Streaming’s Biggest Flaw is Search and Discovery

The heady days of OTT discovery may be over, at least as far as paid services are concerned.

In a Whip Media study of nearly 4,000 U.S. consumers, survey respondents said they subscribed to an average of 4.7 services and plan to add only one more.

More than two-thirds (70%) of respondents said they feel that there are too many subscription services on the market; most of them (85%) said it’s getting too expensive; and one-third (32%) said they had canceled an SVOD service in the past year.

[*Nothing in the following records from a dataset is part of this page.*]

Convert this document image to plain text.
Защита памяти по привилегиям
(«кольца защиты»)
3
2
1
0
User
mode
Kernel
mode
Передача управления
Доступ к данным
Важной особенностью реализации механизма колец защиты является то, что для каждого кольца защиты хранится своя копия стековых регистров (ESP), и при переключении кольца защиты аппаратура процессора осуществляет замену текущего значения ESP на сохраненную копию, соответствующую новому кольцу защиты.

I, too, feel the service fatigue. Finding which service carries that show I had started to binge a week ago usually requires rooting around on a few apps or — if I’m truly flummoxed — resorting to a Google search. Tired from the day, I often just resort to re-runs of a familiar series I’ve digitally DVRed, even though I’ve seen most of the episodes numerous times.

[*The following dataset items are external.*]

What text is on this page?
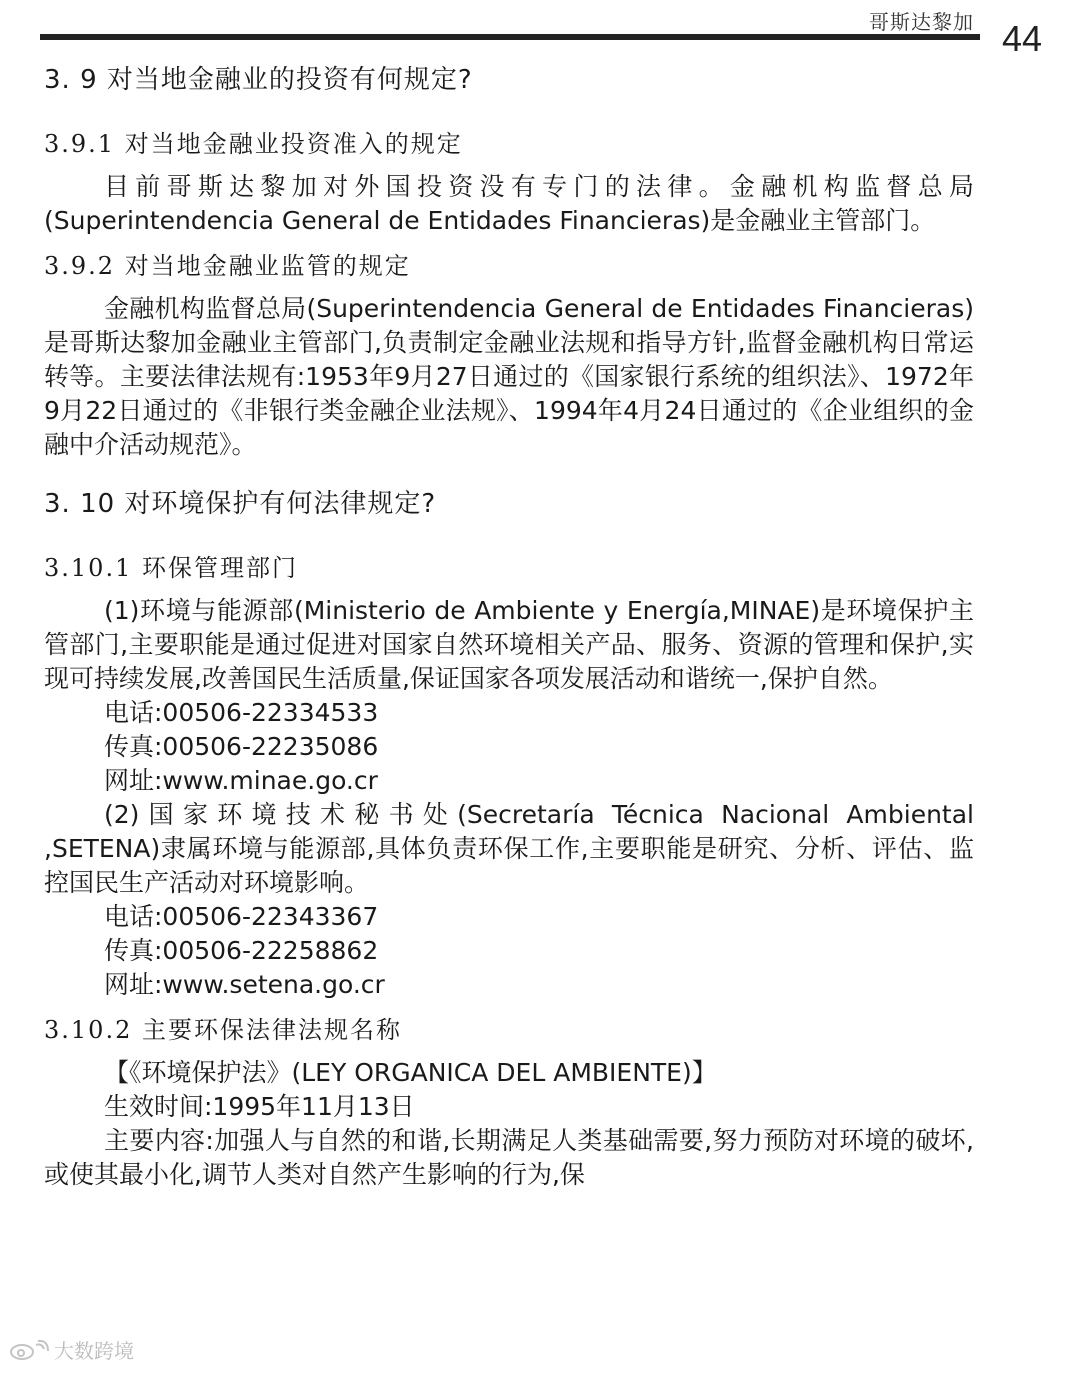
哥斯达黎加 44
3. 9 对当地金融业的投资有何规定?
3.9.1 对当地金融业投资准入的规定

目前哥斯达黎加对外国投资没有专门的法律。金融机构监督总局(Superintendencia General de Entidades Financieras)是金融业主管部门。

3.9.2 对当地金融业监管的规定

金融机构监督总局(Superintendencia General de Entidades Financieras)是哥斯达黎加金融业主管部门,负责制定金融业法规和指导方针,监督金融机构日常运转等。主要法律法规有:1953年9月27日通过的《国家银行系统的组织法》、1972年9月22日通过的《非银行类金融企业法规》、1994年4月24日通过的《企业组织的金融中介活动规范》。

3. 10 对环境保护有何法律规定?
3.10.1 环保管理部门

(1)环境与能源部(Ministerio de Ambiente y Energía,MINAE)是环境保护主管部门,主要职能是通过促进对国家自然环境相关产品、服务、资源的管理和保护,实现可持续发展,改善国民生活质量,保证国家各项发展活动和谐统一,保护自然。

电话:00506-22334533

传真:00506-22235086

网址:www.minae.go.cr

(2)国家环境技术秘书处(Secretaría Técnica Nacional Ambiental ,SETENA)隶属环境与能源部,具体负责环保工作,主要职能是研究、分析、评估、监控国民生产活动对环境影响。

电话:00506-22343367

传真:00506-22258862

网址:www.setena.go.cr

3.10.2 主要环保法律法规名称

【《环境保护法》(LEY ORGANICA DEL AMBIENTE)】

生效时间:1995年11月13日

主要内容:加强人与自然的和谐,长期满足人类基础需要,努力预防对环境的破坏,或使其最小化,调节人类对自然产生影响的行为,保

大数跨境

Content viewing shouldn’t require work, but I often feel like a detective gathering the clues as to where I might find that great show I heard about or where I can stream a movie for free on a service I already own.

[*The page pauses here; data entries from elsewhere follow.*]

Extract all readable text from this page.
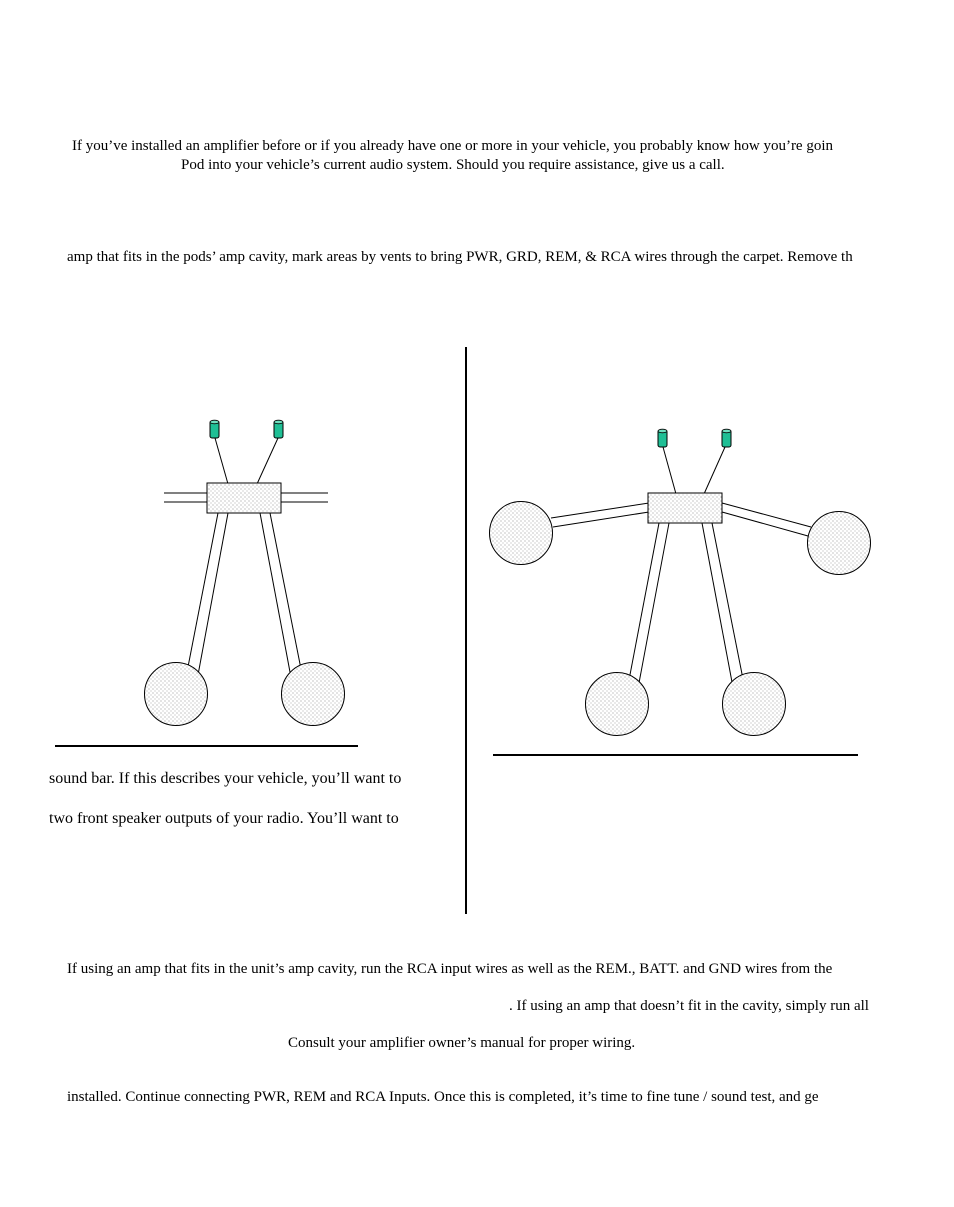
If you’ve installed an amplifier before or if you already have one or more in your vehicle, you probably know how you’re goin
Pod into your vehicle’s current audio system. Should you require assistance, give us a call.
amp that fits in the pods’ amp cavity, mark areas by vents to bring PWR, GRD, REM, & RCA wires through the carpet. Remove th
sound bar. If this describes your vehicle, you’ll want to
two front speaker outputs of your radio. You’ll want to
If using an amp that fits in the unit’s amp cavity, run the RCA input wires as well as the REM., BATT. and GND wires from the
. If using an amp that doesn’t fit in the cavity, simply run all
Consult your amplifier owner’s manual for proper wiring.
installed. Continue connecting PWR, REM and RCA Inputs. Once this is completed, it’s time to fine tune / sound test, and ge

And, as an entertainment reporter, I know more about the search than most. I can’t imagine how confusing it is for your typical couch potato.

Surely, many folks just click on something that looks enticing and go with it, making real estate on those home pages on the typical smart-TV particularly valuable, especially if the service is free.

If an app isn’t on my smart-TV home page, pulling out my phone and streaming from it is a pain. I’ll often just watch those reruns.